For this year’s AWP in Boston, the relatively new Imaginary Friend Press released Alessandrelli’s People are Places are Places are People. While the artifact is a bit more in line with a no frills D.I.Y. aesthetic (as opposed to Poor Claudia’s more artisan approach), the collection contains some of Alessandrelli’s strongest poems. Two of my favorites are the opener, “Understanding Marcel Duchamp,” which reads:
One morning—I’m not sure why, maybe some type of lack or definition of half-tawdry want—I woke up, saw my neighbor’s bike lying in his driveway and just beat the shit out of it, just pummeled and crumbled and wracked and irrevocably dismantled it until what it was couldn’t even be called “bike” anymore; it was something else entirely. Then I went to work. When I got home that night my neighbor’s driveway was empty, his garage closed. The bike was gone, all its recognizable parts absent, vanished, shaped into new and heretofore incalculable realities. (1)
And two poems later, “Understanding Mina Loy (Everything, Everything, Everything)”:
I will refrain from discussing
the role of the lover.

Always burn the sheets
after you fuck in them. (4)
In the Elisa Gabbert-penned introduction to the collection, we’re told that an Alessendrelli poem is like “a place where you can know something but not believe, and vice versa; a place where understanding is not deeper knowledge but an alternative kind of access.” Or, as Gabbert, states later, these poems do “not tell us what [the poet] know, but to find out” something about ourselves while reading them.

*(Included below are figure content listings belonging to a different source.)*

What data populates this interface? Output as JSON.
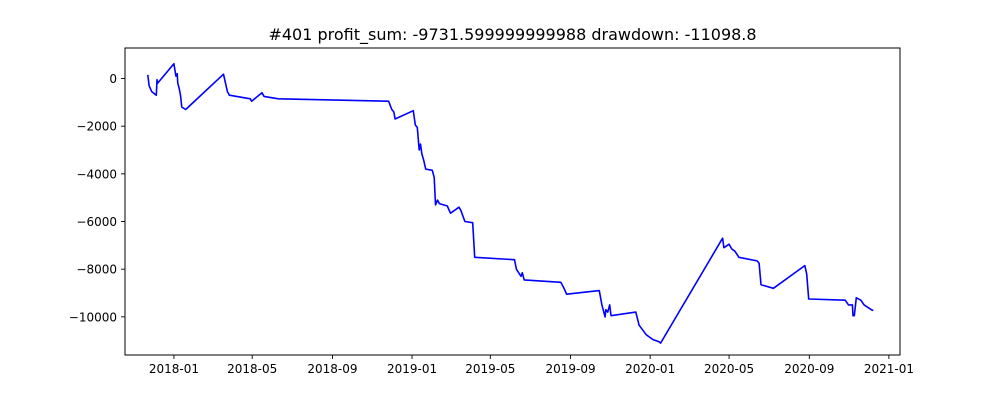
{
  "chart_data": {
    "type": "line",
    "title": "#401   profit_sum: -9731.599999999988 drawdown: -11098.8",
    "xlabel": "",
    "ylabel": "",
    "grid": false,
    "legend": "none",
    "x_ticks": [
      "2018-01",
      "2018-05",
      "2018-09",
      "2019-01",
      "2019-05",
      "2019-09",
      "2020-01",
      "2020-05",
      "2020-09",
      "2021-01"
    ],
    "y_ticks": [
      0,
      -2000,
      -4000,
      -6000,
      -8000,
      -10000
    ],
    "y_tick_labels": [
      "0",
      "−2000",
      "−4000",
      "−6000",
      "−8000",
      "−10000"
    ],
    "xlim": [
      "2017-10-18",
      "2021-01-18"
    ],
    "ylim": [
      -11600,
      1280
    ],
    "series": [
      {
        "color": "#0000ff",
        "points": [
          [
            "2017-11-22",
            150
          ],
          [
            "2017-11-24",
            -300
          ],
          [
            "2017-11-28",
            -550
          ],
          [
            "2017-12-05",
            -700
          ],
          [
            "2017-12-06",
            -50
          ],
          [
            "2017-12-07",
            -200
          ],
          [
            "2018-01-01",
            620
          ],
          [
            "2018-01-04",
            100
          ],
          [
            "2018-01-06",
            200
          ],
          [
            "2018-01-07",
            -200
          ],
          [
            "2018-01-09",
            -400
          ],
          [
            "2018-01-11",
            -700
          ],
          [
            "2018-01-13",
            -1200
          ],
          [
            "2018-01-19",
            -1300
          ],
          [
            "2018-03-18",
            180
          ],
          [
            "2018-03-24",
            -550
          ],
          [
            "2018-03-27",
            -700
          ],
          [
            "2018-04-28",
            -850
          ],
          [
            "2018-04-30",
            -950
          ],
          [
            "2018-05-16",
            -600
          ],
          [
            "2018-05-19",
            -750
          ],
          [
            "2018-06-10",
            -850
          ],
          [
            "2018-11-26",
            -950
          ],
          [
            "2018-12-01",
            -1300
          ],
          [
            "2018-12-04",
            -1400
          ],
          [
            "2018-12-06",
            -1700
          ],
          [
            "2019-01-03",
            -1350
          ],
          [
            "2019-01-06",
            -1950
          ],
          [
            "2019-01-09",
            -2050
          ],
          [
            "2019-01-12",
            -3000
          ],
          [
            "2019-01-14",
            -2750
          ],
          [
            "2019-01-16",
            -3150
          ],
          [
            "2019-01-19",
            -3450
          ],
          [
            "2019-01-22",
            -3800
          ],
          [
            "2019-02-01",
            -3850
          ],
          [
            "2019-02-04",
            -4150
          ],
          [
            "2019-02-06",
            -5300
          ],
          [
            "2019-02-09",
            -5100
          ],
          [
            "2019-02-12",
            -5250
          ],
          [
            "2019-02-24",
            -5350
          ],
          [
            "2019-03-01",
            -5650
          ],
          [
            "2019-03-14",
            -5400
          ],
          [
            "2019-03-17",
            -5550
          ],
          [
            "2019-03-23",
            -6000
          ],
          [
            "2019-04-04",
            -6050
          ],
          [
            "2019-04-07",
            -7500
          ],
          [
            "2019-06-07",
            -7600
          ],
          [
            "2019-06-10",
            -8000
          ],
          [
            "2019-06-17",
            -8300
          ],
          [
            "2019-06-19",
            -8150
          ],
          [
            "2019-06-22",
            -8450
          ],
          [
            "2019-08-17",
            -8550
          ],
          [
            "2019-08-22",
            -8800
          ],
          [
            "2019-08-26",
            -9050
          ],
          [
            "2019-10-15",
            -8900
          ],
          [
            "2019-10-19",
            -9500
          ],
          [
            "2019-10-24",
            -10000
          ],
          [
            "2019-10-25",
            -9700
          ],
          [
            "2019-10-28",
            -9800
          ],
          [
            "2019-10-31",
            -9500
          ],
          [
            "2019-11-02",
            -9950
          ],
          [
            "2019-12-10",
            -9800
          ],
          [
            "2019-12-15",
            -10350
          ],
          [
            "2019-12-26",
            -10750
          ],
          [
            "2019-12-31",
            -10850
          ],
          [
            "2020-01-05",
            -10950
          ],
          [
            "2020-01-15",
            -11050
          ],
          [
            "2020-01-17",
            -11100
          ],
          [
            "2020-04-21",
            -6700
          ],
          [
            "2020-04-23",
            -7100
          ],
          [
            "2020-05-01",
            -6950
          ],
          [
            "2020-05-05",
            -7150
          ],
          [
            "2020-05-10",
            -7250
          ],
          [
            "2020-05-16",
            -7500
          ],
          [
            "2020-06-13",
            -7650
          ],
          [
            "2020-06-16",
            -7750
          ],
          [
            "2020-06-19",
            -8650
          ],
          [
            "2020-06-25",
            -8700
          ],
          [
            "2020-07-08",
            -8800
          ],
          [
            "2020-08-25",
            -7850
          ],
          [
            "2020-08-28",
            -8200
          ],
          [
            "2020-08-31",
            -9250
          ],
          [
            "2020-10-26",
            -9300
          ],
          [
            "2020-10-31",
            -9500
          ],
          [
            "2020-11-06",
            -9500
          ],
          [
            "2020-11-07",
            -9950
          ],
          [
            "2020-11-09",
            -9950
          ],
          [
            "2020-11-12",
            -9200
          ],
          [
            "2020-11-19",
            -9300
          ],
          [
            "2020-11-24",
            -9500
          ],
          [
            "2020-12-05",
            -9700
          ],
          [
            "2020-12-08",
            -9731.6
          ]
        ]
      }
    ]
  }
}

Indeed, when reading these poems, we enter into a process of discovery with the poet.

And just this month, the newly minted Both Books released a third Alessandrelli chapbook: A Lover’s History of Nevada. In this collection, the poet (a Reno, NV native) creates a liminal space filed with poetry, fiction, and historical non-fiction collaged into an off-beat guide to the Silver State. Take, for instance, the chapbook’s first piece:
Upon birth we slap the cheeks of every infant in Nevada until they bleed. To make sure he wasn’t born a wizard. To make sure she wasn’t born a witch. The old saying Go Fuck Your Soul means little in Nevada: forks weren’t introduced to our citizens until the mid-80’s, sandals didn’t arrive until just after the new millennium. In Nevada Y2K was a water rat that gnawed out the side of its cage and died quietly. A red sports car without wheels. The Humboldt River has no actual outlet to the ocean; it simply sinks into the ground, feeding a massive underground aquifer. The largest single public works project in the history of the nation, Hoover Dam contains 3.25 million cubic yards of concrete. In Nevada. How the bike tires and automobile tires ravish and splendor the pavement, the concrete, the desert sands as they make their every way to Burning Man, the largest annual experiment in temporary community dedicated to radical self-expression and radical self-reliance the whole world over. We are a state of grievous angels, each of us ceaselessly attempting to burn our wings for nothing but the sheer sake of spectacle. You go first. Wait for me. (1)
The collection proceeds in similar fashion and, as Alexis Orgera writes of the book, creates an “amalgam of factoid, mythos, and rhythm” that “pays homage to [the poet’s] home state, exploring its landscape and the relationships therein through various states of being.”

Alessandrelli’s full-length collection The Last Time Will Be The First Time, will be published by Burnside Books later this year. If you live in or around Ohio, you’ll be able to catch Alessandrelli read at The Big Big Mess in Akron, OH on May 10 or in Columbus, OH on May 11 at North High Brewing.